Yazar: 23:32 Öykü

Balayında Pişmanlık – Bölüm: 2

Henüz evlenmiş ancak çok kısa bir süre içerisinde evlilikleri tümden yıkıma uğramış çiftimiz balayını bitirmiş, kurmuş oldukları evlerine yerleşmişlerdi. Kendileri dışında herkes evliliklerinden ötürü hoşnuttu.
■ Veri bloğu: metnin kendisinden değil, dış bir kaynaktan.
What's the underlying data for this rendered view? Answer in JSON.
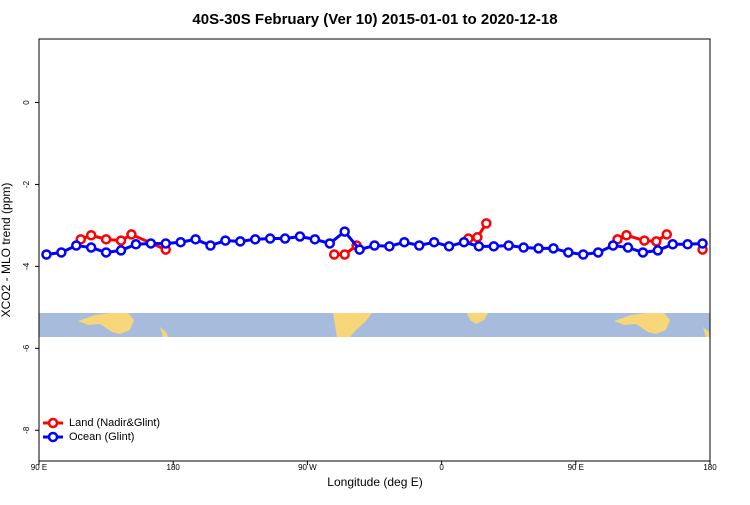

Ergin’in bir yıldır yürütmekte olduğu Maliye’deki görevi, Sedef’in iki yıldan beri sevinçle yapmakta olduğu anaokulu öğretmenliği ve bunların üzerine yaşamlarını birleştirip de yeni bir yola çıkmaya başlamış olmaları herkesin dilinde özenilecek bir öykünün başlangıcı olarak dolanmaktaydı. 

Kişinin yaşantısı tüm talihsizlikleriyle, sevinçleriyle, kısacası tüm çıplaklığıyla ancak kendisine görünür. Bu nedenle yaşamından hoşnut olmamak görevini, ilk sırayı hiç kimseye kaptırmadan yerine getirecek olan da kişinin kendisidir. Ailemizden, akrabalarımızdan, dostlarımızdan önce biz davranırız yaşamımızı hor görmeye. Onların ortaya attıkları söylentilerle birlikte alaylarını, horgörülerini en başından gereksiz kılacak denli erken davranır, kendimizde eksiklikler bulmak noktasında onlardan daha yaratıcı oluveririz. Ne olsa, doğduktan sonra belli bir süreye dek üzerinde egemenlik kurduğumuzu sandığımız bedenlerimizin içine sıkışıp kalan ve bunun ancak düşünsel becerinin iyice geliştiği bir çağda ayrımına varan da bizleriz. 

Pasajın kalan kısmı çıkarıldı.